Ilusionismo y trucos

Cuadros dentro de los cuadros, retratos dentro de retratos, trampantojos, ilusiones e ilusionismo son algunos retruécanos, juegos y trucos que los creadores van improvisando. En esta evolución, en la que el arte retrata el arte, se ven composiciones religiosas en arquitecturas romanas, religiosos con viejas esculturas hechas añicos, como despojos prescindibles ancestrales idolatrías, y, por supuesto, galerías y salones con docenas, casi cientos de óleosque envuelven a sus protagonistas, a los retratados. Estas imágenes remiten al prestigio que se le había concedido en la antigüedad a la pintura, como queda claro en «Carlos II rodeado de imágenes de sus antepasados». El monarca español se ve refrendado en su legitimidad al presentarse rodeado por éstos en el trono español.

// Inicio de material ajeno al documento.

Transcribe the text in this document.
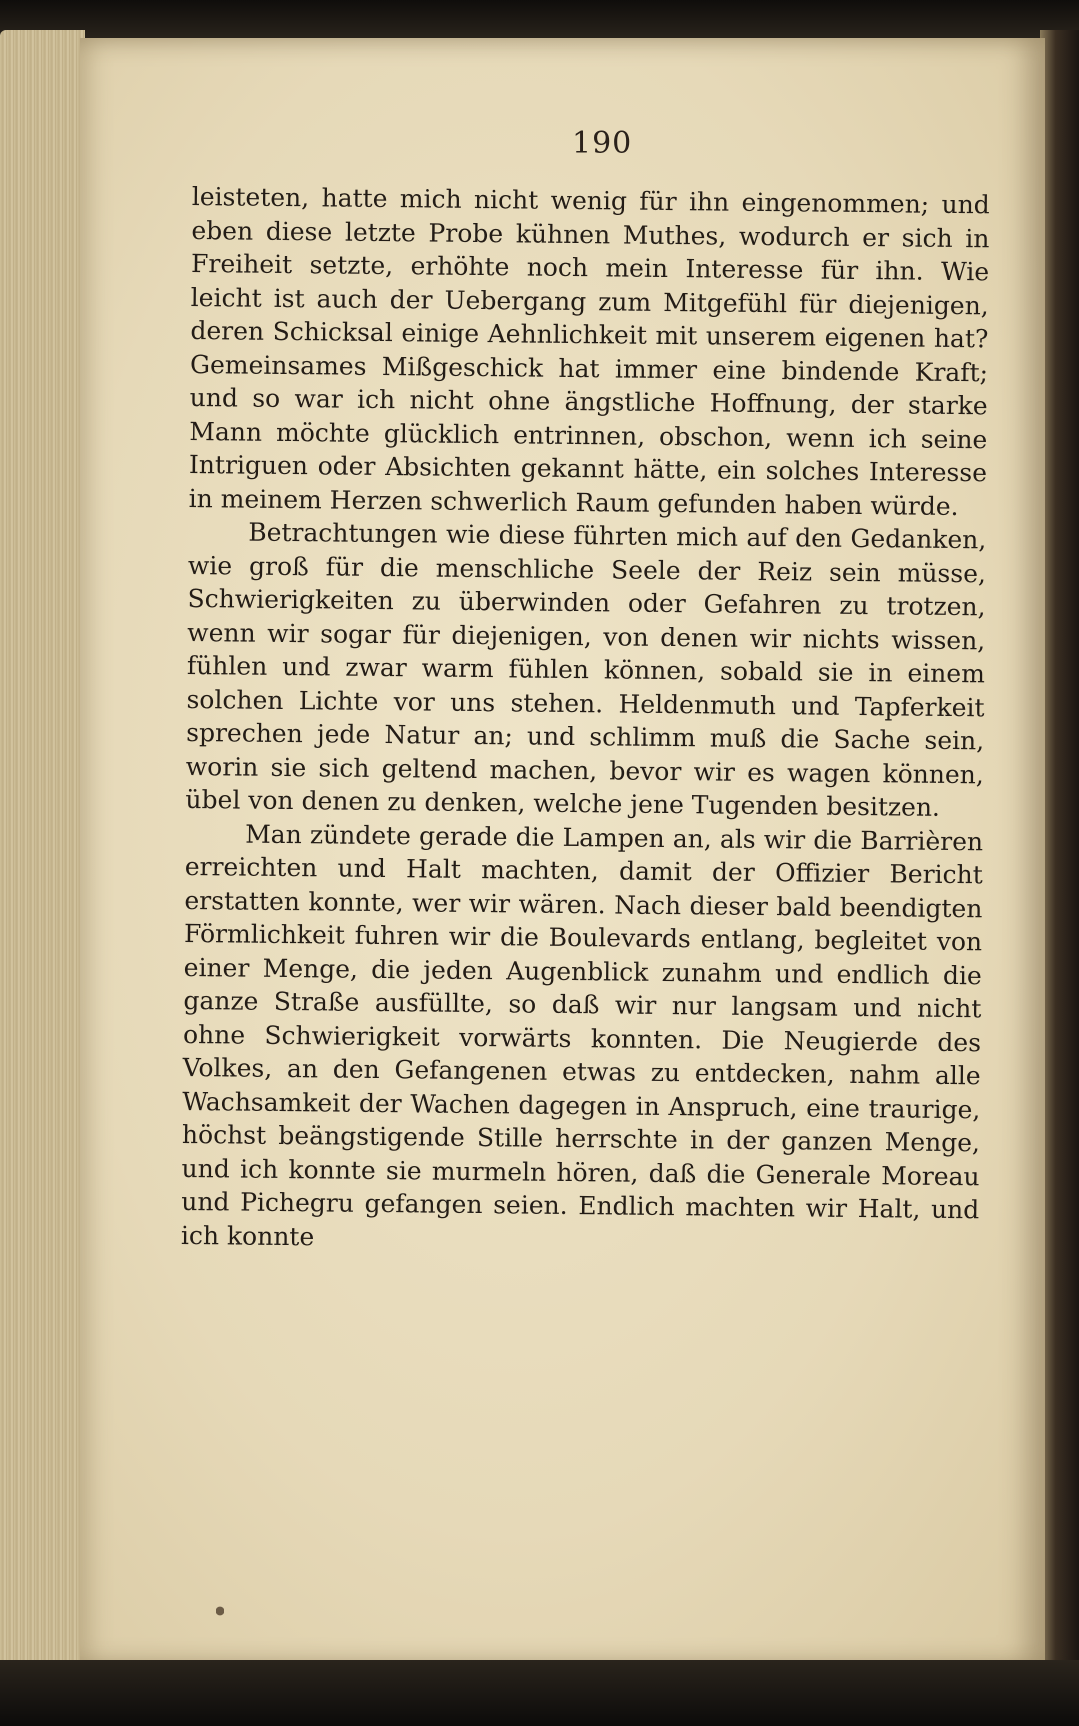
190

leisteten, hatte mich nicht wenig für ihn eingenommen; und eben diese letzte Probe kühnen Muthes, wodurch er sich in Freiheit setzte, erhöhte noch mein Interesse für ihn. Wie leicht ist auch der Uebergang zum Mitgefühl für diejenigen, deren Schicksal einige Aehnlichkeit mit unserem eigenen hat? Gemeinsames Mißgeschick hat immer eine bindende Kraft; und so war ich nicht ohne ängstliche Hoffnung, der starke Mann möchte glücklich entrinnen, obschon, wenn ich seine Intriguen oder Absichten gekannt hätte, ein solches Interesse in meinem Herzen schwerlich Raum gefunden haben würde.

Betrachtungen wie diese führten mich auf den Gedanken, wie groß für die menschliche Seele der Reiz sein müsse, Schwierigkeiten zu überwinden oder Gefahren zu trotzen, wenn wir sogar für diejenigen, von denen wir nichts wissen, fühlen und zwar warm fühlen können, sobald sie in einem solchen Lichte vor uns stehen. Heldenmuth und Tapferkeit sprechen jede Natur an; und schlimm muß die Sache sein, worin sie sich geltend machen, bevor wir es wagen können, übel von denen zu denken, welche jene Tugenden besitzen.

Man zündete gerade die Lampen an, als wir die Barrièren erreichten und Halt machten, damit der Offizier Bericht erstatten konnte, wer wir wären. Nach dieser bald beendigten Förmlichkeit fuhren wir die Boulevards entlang, begleitet von einer Menge, die jeden Augenblick zunahm und endlich die ganze Straße ausfüllte, so daß wir nur langsam und nicht ohne Schwierigkeit vorwärts konnten. Die Neugierde des Volkes, an den Gefangenen etwas zu entdecken, nahm alle Wachsamkeit der Wachen dagegen in Anspruch, eine traurige, höchst beängstigende Stille herrschte in der ganzen Menge, und ich konnte sie murmeln hören, daß die Generale Moreau und Pichegru gefangen seien. Endlich machten wir Halt, und ich konnte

La exposición tiene un inicio y tiene un fin. Comienza cuando el arte está confinado en espacios sagrados y termina al recibir su prestigio en nuevos espacios civiles, como aclara el propio Portús: «Es un viaje. Arranca cuando las obras de arte son utilitarias, se realizan para un culto y las estatuas y las pinturas están destinadas a adornar recintos religiosos. En este momento son instrumentos de poder. Pero en las salas finales, el arte ya no está destinado a templos religiosos. Ahora se muestran en otra clase de templos, que son laicos, que están consagrados a exhibir el arte: son los museos». La fecha a la que se refiere el comisario es 1819, época en la que se crea el El Prado y la gente percibe el arte como algo distinto, como una actividad que no sólo es un vehículo de belleza, también de cuestionamiento y duda. Es el salto que separa a la Edad Media de Francisco de Goya.